Tips for doing paperwork in your squad
We were deeply saddened to learn of the recent loss of a Canadian brother. Our heartfelt condolences go out to his family, friends and his fellow officers. We extend our gratitude to the four paramedics who had the courage to, at great risk to themselves, immediately jump to action in an effort to try and help Constable Czapnik. Their bravery is admirable and reflective of the kind of dedication and selflessness demonstrated by the best of the best in the broad family of “first responders.”
Although we have not had an opportunity to confirm the exact details of this tragic incident beyond news reports, we felt it important to share a few general officer safety reminders relative to the type of scenario in which this terrible attack occurred. Please note that although the following points may not have had specific relevance to the incident that cost the life of Constable Czapmik, please keep them in mind as important foundational concepts that can play a crucial role in your safety and survival.
Consider where you park.
If it’s within your control, try to select an area where you can easily see someone approaching your squad. An ideal situation would be one where you’re able to back into a spot that doesn’t allow for someone to approach you from behind.
Also, refrain from doing paperwork or otherwise sitting idle close to the scene of a call where subjects you’ve had contact with can quickly locate and approach you. Move away from the scene to complete your paperwork.
Lastly, although seemingly obvious, pick a spot that you know from experience to be relatively safe and protected if you’re able.
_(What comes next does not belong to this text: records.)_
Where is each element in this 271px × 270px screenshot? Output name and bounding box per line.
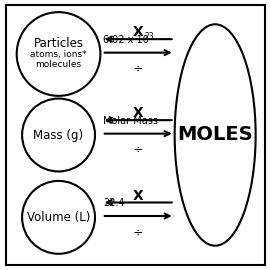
Text: Molar Mass: Molar Mass [103, 116, 158, 126]
Text: molecules: molecules [36, 60, 82, 69]
Text: X: X [133, 189, 144, 203]
Text: ÷: ÷ [133, 62, 144, 75]
Circle shape [17, 12, 100, 96]
Text: 22.4: 22.4 [103, 198, 125, 208]
Text: MOLES: MOLES [177, 126, 253, 144]
Text: 23: 23 [145, 32, 154, 41]
Text: 6.02 x 10: 6.02 x 10 [103, 35, 149, 45]
Text: X: X [133, 25, 144, 39]
Text: X: X [133, 106, 144, 120]
Text: Mass (g): Mass (g) [34, 129, 84, 141]
Ellipse shape [175, 24, 256, 246]
Text: atoms, ions*: atoms, ions* [30, 49, 87, 59]
Circle shape [22, 99, 95, 171]
Circle shape [22, 181, 95, 254]
Text: Particles: Particles [34, 37, 83, 50]
Text: ÷: ÷ [133, 226, 144, 239]
Text: ÷: ÷ [133, 143, 144, 156]
Text: Volume (L): Volume (L) [27, 211, 90, 224]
Watch your interior lighting.
At night, interior lighting in your squad can be a major officer safety factor. It’s best to avoid a bright white bulb in your dome light. Not only does this kind of sharp lighting fully illuminate you and the interior of your vehicle, but it can make it very difficult to see out your windows and can seriously compromise your night vision.
There are a number of options you can use to filter or otherwise diminish the level of intensity of your interior lighting without inhibiting your ability to see; things like using a red or amber bulb in your dome light, using heat resistant paint to coat the interior of your dome light cover, inserting a heat resistant gel sheet, cut to size, inside your dome cover, etc.
Try to work in an upright position.
Whenever possible, it’s best to try to use your steering wheel as a platform for positioning your clipboard and paperwork as opposed to keeping them in your lap or laying them across an arm rest or other low position that requires you to look down for prolonged periods of time. Positioning your clipboard at the level of the steering wheel will allow you to sufficiently read and write while maintaining the ability to quickly and easily glance up to look through the windshield. This positioning also allows you to spot approaching people in your peripheral vision much faster than if you were looking down.
Remember to glance.
When you’re sitting in your squad focusing on paperwork or something other than the exterior atmosphere, make it a point to frequently glance up and around, through the windshield, into the main rear view mirror and into each side mirror. If you’re in a location where vehicles are passing by you from the front, try not to catch a direct blast of approaching headlights in the eye. This can throw off your night vision.
Keep your car running.
If you need to get out of the area quickly, not having to take the extra step of starting your car can save you precious seconds.
Try to avoid sitting in one area for a prolonged period of time. If you’ve got a lot of paperwork to complete, intermittently move to different locations.